Rendever and AARP are not strangers. The latter is one of the startup’s investors (others include Mass Challenge and the Dorm Room Fund; it also had grants from the National Institute on Aging and the U.S. Department of Health and Human Services) and they had initially co-developed Alcove together before AARP decided that it no longer wanted to invest in developing it in-house.

“We at AARP are thrilled to have Rendever acquire and continue expanding the capabilities of such an impactful product as Alcove,” said Rick Robinson, VP and GM of the AgeTech Collaborative at AARP. “We know virtual, immersive experiences can demonstrate tremendously positive outcomes, especially for the socially isolated and we expect Alcove will continue helping even wider audiences under Rendever’s leadership.” The org, he said, is not pulling away from tech, but it will pursue it in collaboration with third parties more in the future.

That shift — and this piece of M&A — both underscore part of a bigger trend that is being played out in tech. Not only has the bear market led to startups having a harder time raising money right now, but also organizations are reining in budgets for tech projects (if not completely killing them off) if those projects are not showing a strong return or quick path to profitability. This in turn is spurring more M&A activity as a means to giving those startups and those projects a lifeline in these leaner times.
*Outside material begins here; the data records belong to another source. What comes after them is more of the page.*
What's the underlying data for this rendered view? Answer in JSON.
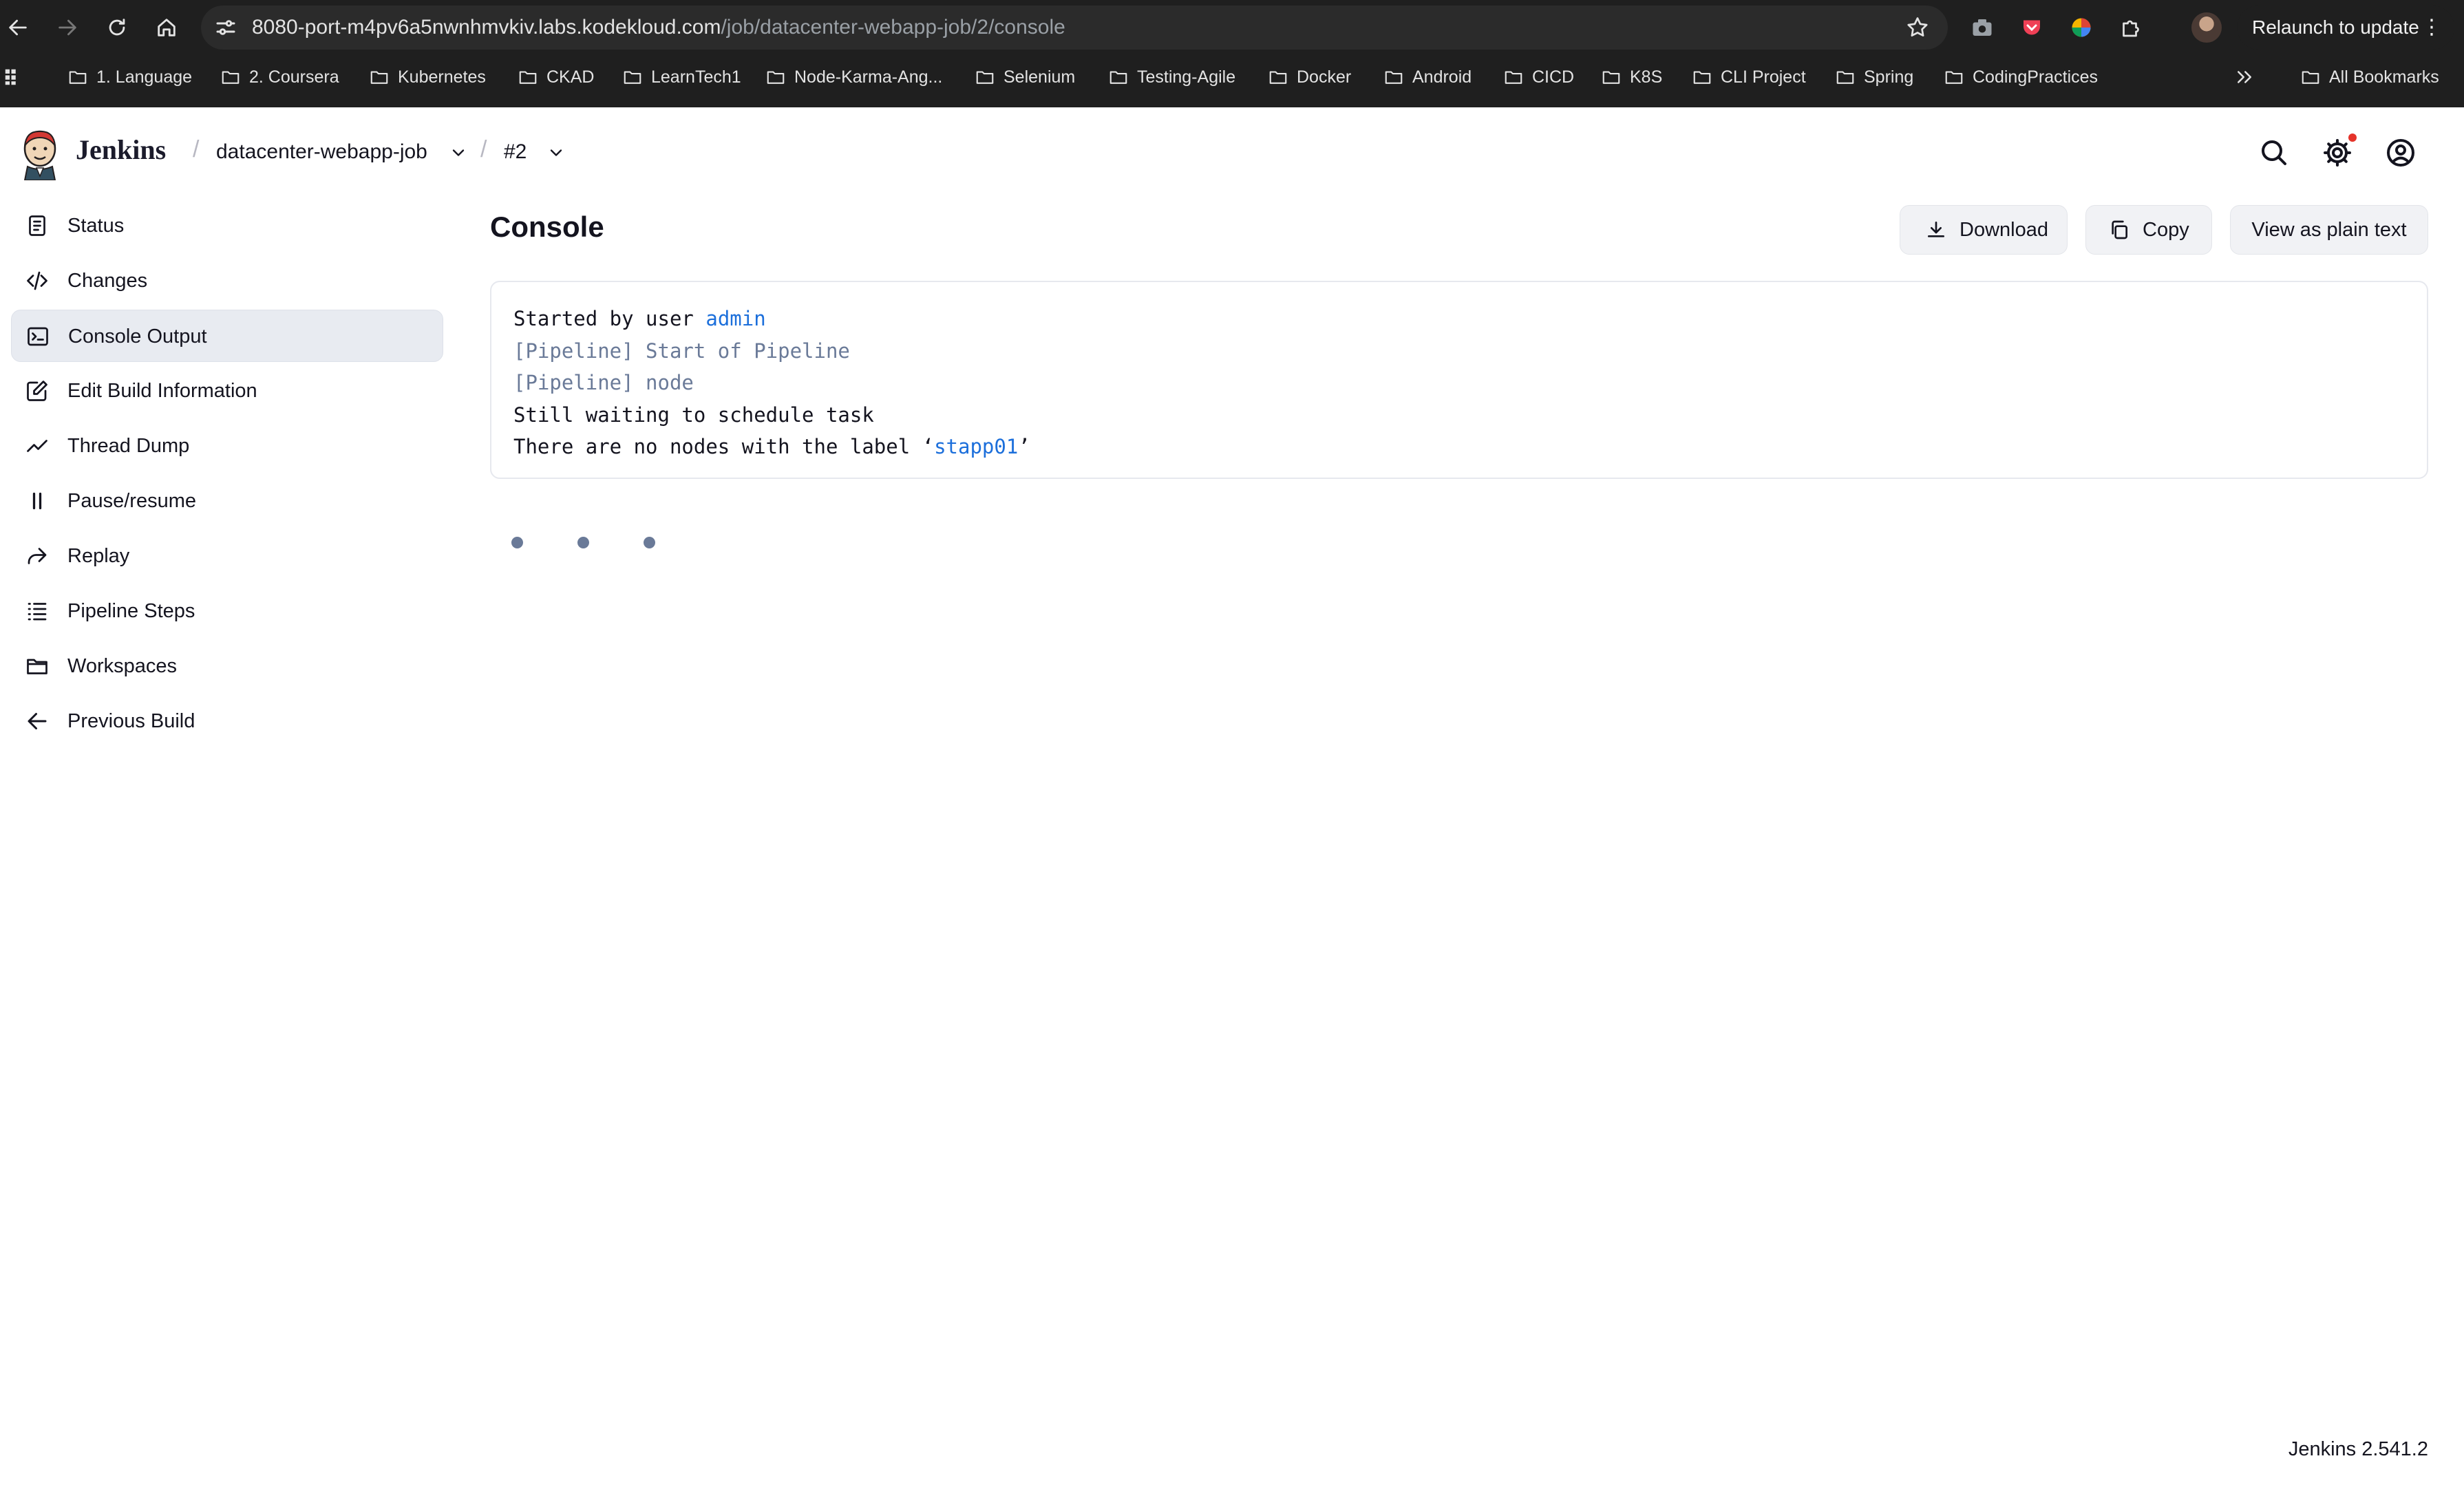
{
  "browser": {
    "url_host": "8080-port-m4pv6a5nwnhmvkiv.labs.kodekloud.com",
    "url_path": "/job/datacenter-webapp-job/2/console",
    "relaunch_label": "Relaunch to update",
    "bookmarks": [
      "1. Language",
      "2. Coursera",
      "Kubernetes",
      "CKAD",
      "LearnTech1",
      "Node-Karma-Ang...",
      "Selenium",
      "Testing-Agile",
      "Docker",
      "Android",
      "CICD",
      "K8S",
      "CLI Project",
      "Spring",
      "CodingPractices"
    ],
    "all_bookmarks_label": "All Bookmarks"
  },
  "header": {
    "app_name": "Jenkins",
    "breadcrumb_job": "datacenter-webapp-job",
    "breadcrumb_build": "#2"
  },
  "sidebar": {
    "items": [
      {
        "label": "Status",
        "icon": "document-icon"
      },
      {
        "label": "Changes",
        "icon": "code-icon"
      },
      {
        "label": "Console Output",
        "icon": "terminal-icon",
        "active": true
      },
      {
        "label": "Edit Build Information",
        "icon": "edit-icon"
      },
      {
        "label": "Thread Dump",
        "icon": "chart-line-icon"
      },
      {
        "label": "Pause/resume",
        "icon": "pause-icon"
      },
      {
        "label": "Replay",
        "icon": "replay-icon"
      },
      {
        "label": "Pipeline Steps",
        "icon": "list-icon"
      },
      {
        "label": "Workspaces",
        "icon": "folder-icon"
      },
      {
        "label": "Previous Build",
        "icon": "arrow-left-icon"
      }
    ]
  },
  "main": {
    "title": "Console",
    "actions": {
      "download": "Download",
      "copy": "Copy",
      "plain_text": "View as plain text"
    },
    "console": {
      "line1_prefix": "Started by user ",
      "line1_user": "admin",
      "line2": "[Pipeline] Start of Pipeline",
      "line3": "[Pipeline] node",
      "line4": "Still waiting to schedule task",
      "line5_prefix": "There are no nodes with the label ‘",
      "line5_label": "stapp01",
      "line5_suffix": "’"
    }
  },
  "footer": {
    "version": "Jenkins 2.541.2"
  },
  "colors": {
    "link": "#1c6fdb",
    "pipeline_text": "#6a7a98",
    "active_item_bg": "#e8ebf1",
    "chrome_bg": "#1f1f1f"
  }
}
The fact that the asset in question here is focused on elderly people is also significant. Technology is now part and parcel of how we interact with each other, something that became ever more the case in the peak of COVID-19 as people had to isolate more from each other and travel got curtailed. Although there are a lot of older consumers who resist a lot of tech — they may not have mobile phones, or can’t solve simple glitches on their computers, or they don’t use any kind of social media — that population is evolving as more digitally savvy consumers age.

All of this will lead to a bigger market and a bigger demand for services and devices aimed at older people’s specific needs and preferences. (And this week at CES, building for that population, not just VR like this but gadgets like hearing aids, is forming a big part of what might more generally be described as “accessibility” tech but could just as accurately be seen as more sophisticated approaches for specific audiences.)

The idea that there is an untapped market of users, but who could be a perfect audience for VR, formed part of the premise for Rendever getting started in the first place, CEO and co-founder Kyle Rand said.

“We had the idea of bringing VR into senior living communities to address social isolation,” he said of the original idea for the startup in 2016. At the time, most were skeptical, he said.

“Back then, when we told people this idea, and we provided some demos, we got laughed at. No, they said, you’re going to use this technology with this demographic [because] they must be tech averse. But what we found was that if you can make it easy to get somebody into the experience, and provide something meaningful and joyful, the opportunities were just limitless.” He said when users come into virtual rooms for the first time, or use them to “travel” back to their childhood neighborhoods using Google Maps and Street View, people would “light up.”

Although providing ways to ease social isolation might have previously been seen as a nice-to-have, the premise took on a different urgency during COVID-19 when so many were isolated out of caution and sometimes actual public health regulations, and people started to understand just what toll isolation could have on mental health, regardless of the age. Today, the startup works with some 500 senior living communities in North America, and it has to date delivered more than 2 million VR experiences to older adults.

Rendever is largely bootstrapped — it has raised less than half a million dollars in the last eight years — but it’s now using the fact that it is profitable and growing while addressing an evolving market to go out for its Series A. We’ve delivered over 2 million experiences in VR to older adults.